E şimdi “ben tarikat şeyhiyim, Ben cemaat ağabeyiyim” deyip de başka bazı odaklara hizmet edenleri görünce şaşıracak mıyız?
Maalesef mütedeyyin kesim çok büyük yanlış içerisinde.
Hatta bu yanlışım ana unsuru muhafazakar – mütedeyyin kesim.
Neden mi? Çünkü geçen gün Cübbeli Ahmet CNN de söyledi; “düzgün bir tarikat ehli kadına el öptürmez.” kadını bırakın erkeğe de öptürmez!
Eğer düzgün bir adamsa zaten İslam’a uygun yaşaması lazım.
Önce din sonra tarikat!
Yani önce şeriat sonra tarikat!
Şeriat olmayan yerde tarikat mı olur?
Peki hal böyleyken “ben hocaya kendimi okutayım falanca efendiye gideyim bir üfleteyim” diye niye çalıyorsunuz kapılarını?
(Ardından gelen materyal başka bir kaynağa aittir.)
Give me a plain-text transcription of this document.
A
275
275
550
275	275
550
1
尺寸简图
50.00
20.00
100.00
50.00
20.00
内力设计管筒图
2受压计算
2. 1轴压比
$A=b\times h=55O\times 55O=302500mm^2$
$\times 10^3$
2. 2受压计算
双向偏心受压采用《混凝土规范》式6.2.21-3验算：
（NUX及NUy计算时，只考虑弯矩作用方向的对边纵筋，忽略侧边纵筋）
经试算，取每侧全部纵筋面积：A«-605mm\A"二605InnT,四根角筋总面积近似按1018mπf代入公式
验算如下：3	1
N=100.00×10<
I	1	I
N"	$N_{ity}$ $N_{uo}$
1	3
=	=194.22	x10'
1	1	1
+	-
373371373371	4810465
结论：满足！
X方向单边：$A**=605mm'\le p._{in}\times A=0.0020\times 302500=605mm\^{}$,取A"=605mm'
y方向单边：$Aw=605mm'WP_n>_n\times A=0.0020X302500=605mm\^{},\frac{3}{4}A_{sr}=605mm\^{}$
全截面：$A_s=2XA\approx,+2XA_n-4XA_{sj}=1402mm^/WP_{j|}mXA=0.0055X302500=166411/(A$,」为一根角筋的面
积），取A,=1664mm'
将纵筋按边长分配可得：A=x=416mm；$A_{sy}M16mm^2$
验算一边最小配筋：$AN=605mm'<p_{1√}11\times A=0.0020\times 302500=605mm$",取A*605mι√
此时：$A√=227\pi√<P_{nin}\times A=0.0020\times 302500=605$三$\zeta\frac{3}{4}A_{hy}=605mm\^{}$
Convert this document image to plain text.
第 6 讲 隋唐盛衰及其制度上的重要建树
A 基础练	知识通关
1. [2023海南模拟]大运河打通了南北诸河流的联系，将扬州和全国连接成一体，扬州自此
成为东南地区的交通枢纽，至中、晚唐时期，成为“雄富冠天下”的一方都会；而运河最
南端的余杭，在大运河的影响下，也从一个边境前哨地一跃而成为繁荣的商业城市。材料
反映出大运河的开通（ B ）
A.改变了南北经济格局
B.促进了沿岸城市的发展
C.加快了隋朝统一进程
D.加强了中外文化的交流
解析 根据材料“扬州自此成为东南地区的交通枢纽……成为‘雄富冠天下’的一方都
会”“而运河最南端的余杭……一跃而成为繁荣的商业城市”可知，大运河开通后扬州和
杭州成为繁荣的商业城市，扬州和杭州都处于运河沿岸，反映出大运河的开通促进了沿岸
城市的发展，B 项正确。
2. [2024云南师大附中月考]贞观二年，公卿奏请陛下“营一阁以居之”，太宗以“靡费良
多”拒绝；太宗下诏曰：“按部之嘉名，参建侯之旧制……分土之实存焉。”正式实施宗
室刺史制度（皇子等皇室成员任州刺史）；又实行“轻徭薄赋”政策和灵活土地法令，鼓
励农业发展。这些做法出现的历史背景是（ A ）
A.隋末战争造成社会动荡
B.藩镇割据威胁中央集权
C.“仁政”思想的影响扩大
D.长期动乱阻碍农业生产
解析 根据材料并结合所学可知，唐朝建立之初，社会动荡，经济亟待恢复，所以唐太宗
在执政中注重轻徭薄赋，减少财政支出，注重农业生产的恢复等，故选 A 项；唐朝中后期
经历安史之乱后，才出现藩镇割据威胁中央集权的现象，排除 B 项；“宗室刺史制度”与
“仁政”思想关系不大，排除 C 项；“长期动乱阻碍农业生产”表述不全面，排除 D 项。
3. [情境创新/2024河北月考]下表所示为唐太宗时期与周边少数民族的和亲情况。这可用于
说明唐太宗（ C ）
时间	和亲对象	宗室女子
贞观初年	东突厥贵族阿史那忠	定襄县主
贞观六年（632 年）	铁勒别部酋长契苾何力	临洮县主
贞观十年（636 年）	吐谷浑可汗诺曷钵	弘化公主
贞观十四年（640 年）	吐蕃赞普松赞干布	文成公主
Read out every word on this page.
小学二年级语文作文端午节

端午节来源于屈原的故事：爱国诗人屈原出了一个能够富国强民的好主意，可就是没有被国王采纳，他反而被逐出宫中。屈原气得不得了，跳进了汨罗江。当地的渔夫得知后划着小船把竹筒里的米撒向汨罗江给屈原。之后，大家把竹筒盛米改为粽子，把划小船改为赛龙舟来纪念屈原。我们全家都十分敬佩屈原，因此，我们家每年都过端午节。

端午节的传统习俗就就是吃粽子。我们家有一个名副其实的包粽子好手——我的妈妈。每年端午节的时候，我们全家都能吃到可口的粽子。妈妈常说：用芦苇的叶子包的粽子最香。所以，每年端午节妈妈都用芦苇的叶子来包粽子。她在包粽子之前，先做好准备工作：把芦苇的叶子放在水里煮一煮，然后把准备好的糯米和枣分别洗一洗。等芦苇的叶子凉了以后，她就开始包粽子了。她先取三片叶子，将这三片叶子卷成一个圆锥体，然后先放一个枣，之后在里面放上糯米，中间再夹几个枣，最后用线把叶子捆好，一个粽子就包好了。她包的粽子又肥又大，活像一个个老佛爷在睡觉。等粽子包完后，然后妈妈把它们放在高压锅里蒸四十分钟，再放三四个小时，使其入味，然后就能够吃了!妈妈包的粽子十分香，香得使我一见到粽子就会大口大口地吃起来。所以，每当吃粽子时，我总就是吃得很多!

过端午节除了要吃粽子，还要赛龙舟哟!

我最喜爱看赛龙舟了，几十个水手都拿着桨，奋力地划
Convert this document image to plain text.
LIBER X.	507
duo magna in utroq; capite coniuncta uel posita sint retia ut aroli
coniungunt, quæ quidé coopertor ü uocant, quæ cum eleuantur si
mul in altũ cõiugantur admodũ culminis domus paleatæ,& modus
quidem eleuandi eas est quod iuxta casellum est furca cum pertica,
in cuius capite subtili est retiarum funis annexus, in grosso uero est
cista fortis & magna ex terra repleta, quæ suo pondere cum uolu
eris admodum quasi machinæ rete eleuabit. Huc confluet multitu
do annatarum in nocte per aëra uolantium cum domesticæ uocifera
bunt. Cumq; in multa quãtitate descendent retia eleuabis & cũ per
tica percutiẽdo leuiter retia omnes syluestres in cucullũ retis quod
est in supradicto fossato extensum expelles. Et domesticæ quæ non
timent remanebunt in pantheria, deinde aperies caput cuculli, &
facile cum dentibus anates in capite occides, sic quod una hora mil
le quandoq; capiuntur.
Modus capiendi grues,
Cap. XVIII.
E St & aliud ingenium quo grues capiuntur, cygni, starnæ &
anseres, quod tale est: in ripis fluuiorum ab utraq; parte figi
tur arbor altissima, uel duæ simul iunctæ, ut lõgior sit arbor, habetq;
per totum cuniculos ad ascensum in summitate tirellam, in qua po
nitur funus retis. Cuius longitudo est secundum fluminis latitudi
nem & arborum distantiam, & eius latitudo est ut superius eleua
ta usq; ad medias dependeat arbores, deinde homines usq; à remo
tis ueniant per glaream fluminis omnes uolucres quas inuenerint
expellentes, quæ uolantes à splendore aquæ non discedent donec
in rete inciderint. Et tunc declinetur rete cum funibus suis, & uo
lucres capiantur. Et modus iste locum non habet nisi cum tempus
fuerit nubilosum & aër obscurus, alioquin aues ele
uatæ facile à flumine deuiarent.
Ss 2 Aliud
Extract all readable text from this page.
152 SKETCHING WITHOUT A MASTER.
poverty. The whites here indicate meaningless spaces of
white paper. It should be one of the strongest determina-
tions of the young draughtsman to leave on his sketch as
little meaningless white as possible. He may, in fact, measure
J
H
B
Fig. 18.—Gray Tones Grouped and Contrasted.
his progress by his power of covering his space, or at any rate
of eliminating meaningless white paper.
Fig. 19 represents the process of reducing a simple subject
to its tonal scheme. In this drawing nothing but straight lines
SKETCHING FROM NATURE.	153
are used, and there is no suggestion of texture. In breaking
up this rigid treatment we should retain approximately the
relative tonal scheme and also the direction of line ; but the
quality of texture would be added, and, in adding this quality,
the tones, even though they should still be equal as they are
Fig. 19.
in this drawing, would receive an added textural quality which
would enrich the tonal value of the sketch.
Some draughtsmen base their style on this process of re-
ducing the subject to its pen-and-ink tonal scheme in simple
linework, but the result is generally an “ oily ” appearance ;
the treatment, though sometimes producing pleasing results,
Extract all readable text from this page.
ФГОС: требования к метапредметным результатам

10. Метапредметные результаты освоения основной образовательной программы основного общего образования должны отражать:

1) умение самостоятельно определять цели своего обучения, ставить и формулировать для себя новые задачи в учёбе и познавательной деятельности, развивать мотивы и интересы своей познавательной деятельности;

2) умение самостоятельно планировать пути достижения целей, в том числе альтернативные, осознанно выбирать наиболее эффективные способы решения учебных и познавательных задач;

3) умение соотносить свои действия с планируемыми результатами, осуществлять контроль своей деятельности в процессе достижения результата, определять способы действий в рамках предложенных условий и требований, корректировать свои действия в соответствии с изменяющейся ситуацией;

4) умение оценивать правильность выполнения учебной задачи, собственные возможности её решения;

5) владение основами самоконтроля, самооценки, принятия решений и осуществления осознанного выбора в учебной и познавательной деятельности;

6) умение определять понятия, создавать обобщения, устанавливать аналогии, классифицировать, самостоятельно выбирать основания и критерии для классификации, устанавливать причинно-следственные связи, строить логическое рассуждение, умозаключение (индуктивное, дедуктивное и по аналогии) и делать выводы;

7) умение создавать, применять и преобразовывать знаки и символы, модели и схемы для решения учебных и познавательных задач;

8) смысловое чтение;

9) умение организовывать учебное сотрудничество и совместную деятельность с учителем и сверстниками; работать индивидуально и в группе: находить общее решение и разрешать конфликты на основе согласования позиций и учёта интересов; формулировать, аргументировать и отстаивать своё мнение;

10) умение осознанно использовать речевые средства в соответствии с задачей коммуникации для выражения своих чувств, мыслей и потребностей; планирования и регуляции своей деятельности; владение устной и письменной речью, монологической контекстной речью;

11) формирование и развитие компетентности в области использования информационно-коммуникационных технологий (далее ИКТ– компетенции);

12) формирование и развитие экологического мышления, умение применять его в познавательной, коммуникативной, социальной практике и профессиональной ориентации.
İnsanlarda insanüstü güç arama saplantısından vazgeçmeyecek misiniz? Peygamberlik Hazreti Muhammed (SAV) ile bitti.
Şimdiki sahte şeyhler ise mehdilik alimlik üzerinden iş görüyor.
Buna karşı da dikkatli olmak lazım.
İslam tüm kuralları Allah tarafından eksiksiz kusursuz bir şekilde oluşturulmuş bir din.
İslam da bir eksiklik yok.
İslam’ı bize aktaran alimlerde bir eksiklik yok.
Eksiklik İslam’ı doğru öğrenmeyen bizlerde…
Tarikat, cemaat, topluluk… Amacından sapmadığı sürece hiçbiri kötü değil. Ama amaçları adı üstünde doğru yola ulaşmak sırat-ı müstakimi aramak olmalı.
Eğer böyle değilse; namazdan, abdestten, tesbihten başka şeyler öneriliyorsa o zaman bu işin içinde bir iş var diyerek Müslümanın da takkesini önüne alıp bir düşünmesi lazım.
Uzun sakal, yeşil cübbe, kocaman sarık dinin öncelikli gereklilikleri değil. Her şey bir yana keramet göstermek, su içine muska getirmek, avucunun içine hurma dalı koymak yani açıkça illüzyon yapmak kimsenin iyi Müslüman olduğunu göstermiyor.
En büyük keramet günah işlemeden yaşayabilmektir.
O yüzden sahte şeyh, satılık tarikat tartışmalarına girerken önce düşünüp sonra hareket etmeli.